Bloom’s (Taxonomy) Unit: Inferencing
Last year, I experimented with structuring my Reading lessons according to the levels of Bloom’s Taxonomy. Every concept within a genre would be covered following which level of Bloom’s it was and I would follow Bloom’s within the week I covered the concept.
For the fourth week of the Bloom’s Unit: Fiction, I focused on Inferencing(Analysis). Here’s how it went.
Knowledge: Make An Inference
Hook: Flocabulary Inferencing Video
I(Do): Inferencing Anchor Chart
Modeled Instruction: A Special Day
After reviewing an Inferencing anchor chart, I went through a passage with my kids…modeling what information to pay attention to when they’re preparing to make an inference—as the evidence is always there. I had to prompt the kids a bit, but they eventually figured out that it was a Great Day based off the evidence.
We(Do): One Winter’s Day
Once I got done modeling how to make an inference, I let the kids work with a partner. Amazingly, most of the kids got it correct but a few struggled, so I conferenced with them and steered them to the right direction.
You(Do): The American Favorite
I read the story to the kids(they are 2nd graders). Then I asked them where the parents were taking the main character. In unison, they all said: “Vacation!!!”(And gave evidence, too)
Comprehension: Cause and Effect
Video-Aloud: For The Birds
I introduced Cause and Effect with the Pixar Short: For The Birds. The kids were doing an excellent job. Then one student conducted a master class in interpreting character feelings.
At one point in the clip when the larger bird sits on the middle of line, the birds all have varying reactions. So, I asked the students how the birds felt. A student raised his hand and walked up the board. Then I let him explain the different reaction.
Him: I can tell that bird is sleepy because his eyes are closed. That bird is mad.
Me: “How do you know he’s mad?”
Him: “He has those semi-circles around his eyes.” (Yes, he knows what semi-circles are.)
Him: “That bird is surprised.”
Me: “How do you know?”
Him: “His eyes are wide-open.”
Following up that successful Video-Aloud, I let the kids work in partners to practice the skill.
Apply: Inferring Character Motivations
To let the kids apply the skills that they’ve learned, I put them in groups to solve a crime. They’d have to know context clues, character traits, cause and effect and basic inference.
The activity didn’t go as well as I would have wanted. The kids were kids. They were more focused on winning than looking for all the clues. The next day, I reviewed the activity. About a third of them correctly guessed the criminal: Peter Pan.
Analyze: Most Likely
As I’ve done for all the other concepts, I utilized the TRTW routine to analyze the concept.
Talk 1: “True Move”
“True Move ” is excellent for reinforcing and teaching Inferencing.
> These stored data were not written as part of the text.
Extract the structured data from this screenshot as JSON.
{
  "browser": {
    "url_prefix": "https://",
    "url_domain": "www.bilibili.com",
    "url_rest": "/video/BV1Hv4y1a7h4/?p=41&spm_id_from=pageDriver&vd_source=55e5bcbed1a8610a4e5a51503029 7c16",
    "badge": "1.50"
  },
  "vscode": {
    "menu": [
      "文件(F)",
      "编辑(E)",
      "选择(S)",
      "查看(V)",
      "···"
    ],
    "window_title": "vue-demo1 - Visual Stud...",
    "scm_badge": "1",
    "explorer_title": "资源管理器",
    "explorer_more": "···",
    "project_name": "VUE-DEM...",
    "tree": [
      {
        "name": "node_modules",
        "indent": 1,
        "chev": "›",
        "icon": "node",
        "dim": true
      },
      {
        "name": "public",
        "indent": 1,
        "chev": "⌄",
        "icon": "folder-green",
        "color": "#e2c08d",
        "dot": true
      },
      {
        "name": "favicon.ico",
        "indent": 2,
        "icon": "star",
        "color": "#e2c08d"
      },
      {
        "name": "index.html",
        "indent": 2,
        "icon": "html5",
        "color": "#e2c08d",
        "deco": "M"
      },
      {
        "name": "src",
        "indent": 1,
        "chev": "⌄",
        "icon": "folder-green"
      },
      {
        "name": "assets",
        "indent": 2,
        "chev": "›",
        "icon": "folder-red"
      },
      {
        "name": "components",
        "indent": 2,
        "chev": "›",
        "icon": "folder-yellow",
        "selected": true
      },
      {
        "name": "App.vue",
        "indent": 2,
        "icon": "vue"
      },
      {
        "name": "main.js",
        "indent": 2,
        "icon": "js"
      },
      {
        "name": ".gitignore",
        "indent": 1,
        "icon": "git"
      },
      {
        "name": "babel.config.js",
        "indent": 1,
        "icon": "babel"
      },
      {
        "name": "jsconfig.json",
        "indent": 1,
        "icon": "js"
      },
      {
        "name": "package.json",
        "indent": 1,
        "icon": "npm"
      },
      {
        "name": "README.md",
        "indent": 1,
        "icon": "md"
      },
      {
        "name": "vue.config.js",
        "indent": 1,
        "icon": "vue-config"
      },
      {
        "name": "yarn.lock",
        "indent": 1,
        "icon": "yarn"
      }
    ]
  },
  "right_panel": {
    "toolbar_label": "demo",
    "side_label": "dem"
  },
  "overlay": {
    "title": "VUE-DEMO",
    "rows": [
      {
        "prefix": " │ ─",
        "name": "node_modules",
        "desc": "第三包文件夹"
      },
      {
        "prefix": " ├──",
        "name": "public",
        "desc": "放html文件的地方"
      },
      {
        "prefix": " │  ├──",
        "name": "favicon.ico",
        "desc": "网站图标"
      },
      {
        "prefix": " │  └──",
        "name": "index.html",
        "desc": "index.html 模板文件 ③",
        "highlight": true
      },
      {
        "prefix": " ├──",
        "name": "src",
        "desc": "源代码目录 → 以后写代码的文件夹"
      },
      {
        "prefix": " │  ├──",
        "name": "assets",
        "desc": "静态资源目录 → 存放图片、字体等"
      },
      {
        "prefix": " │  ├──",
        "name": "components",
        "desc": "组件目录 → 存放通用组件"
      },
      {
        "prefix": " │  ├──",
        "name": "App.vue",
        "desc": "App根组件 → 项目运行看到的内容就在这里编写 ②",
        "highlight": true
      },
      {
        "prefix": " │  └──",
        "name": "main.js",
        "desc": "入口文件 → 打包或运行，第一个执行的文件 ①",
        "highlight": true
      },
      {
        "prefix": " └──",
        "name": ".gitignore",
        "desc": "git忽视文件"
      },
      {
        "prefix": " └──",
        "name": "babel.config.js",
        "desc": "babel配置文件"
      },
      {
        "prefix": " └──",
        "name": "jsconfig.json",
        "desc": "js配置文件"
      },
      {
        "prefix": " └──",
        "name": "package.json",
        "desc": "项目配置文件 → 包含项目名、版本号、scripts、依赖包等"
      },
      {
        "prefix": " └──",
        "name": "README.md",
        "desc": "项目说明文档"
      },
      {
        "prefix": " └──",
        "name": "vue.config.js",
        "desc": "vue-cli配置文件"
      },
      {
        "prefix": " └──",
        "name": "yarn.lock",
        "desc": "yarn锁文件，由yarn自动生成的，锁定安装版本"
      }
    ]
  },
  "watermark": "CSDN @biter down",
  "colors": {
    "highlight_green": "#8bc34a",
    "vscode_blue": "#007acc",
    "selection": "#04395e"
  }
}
In the commercial, a store owner purchases medicine for a young child after he stole it from another store owner. 30 years later, the young boy pays the store owners hospital bill and operates on him…saving his life.
Throughout the video, there are series of questions that are asked. One of them is why the little boy has his head down at the beginning. Amazingly, my kids inferred correctly that he had his head down because he did something wrong.
Later in the commercial, the store owner gives a homeless man a bag. It’s asked: What was in the bag? The kids correctly guessed food. Then I pushed them to give me more. A child responded that it’s food because that’s what he gave the boy earlier in the story…boom!!!
After the old man collapses from a heart attack(30 years later), he’s shown in the hospital. And then a man is shown in a coat. Immediately, the kids guessed that the man in the coat was a doctor…too easy. Then a student said that the man in the coat was the boy…wow.
Read/Talk 2/Write: Dragon Battle
The lesson didn’t conclude that way I would’ve wanted–as the kids didn’t do a good enough job of gathering evidence to understand what would most likely happen in story.
Evaluate: Inference Quiz
On the quiz, I assessed Cause and Effect, Inferring Character Feelings, Basic Inference and Most Likely.
Results: 16/18 kids passed.
Mastered: 6/18 (33 percent)
Meets: 12/18 (66 Percent)
Student Standard: 16/18 (88.8 Percent)
Synthesis: What was the baby probably thinking when he got lost?
For the Synthesis, I asked the kids to get into the baby bird, who got lost in the story, head.
Many of the kids stated that he was probably scared, which is probably how the bird felt, although there was no evidence in the story. It told me that the kids knew how to synthesize information…loved it.
Unit Success: 90 percent (Got To Improve The Most Likely part of it.)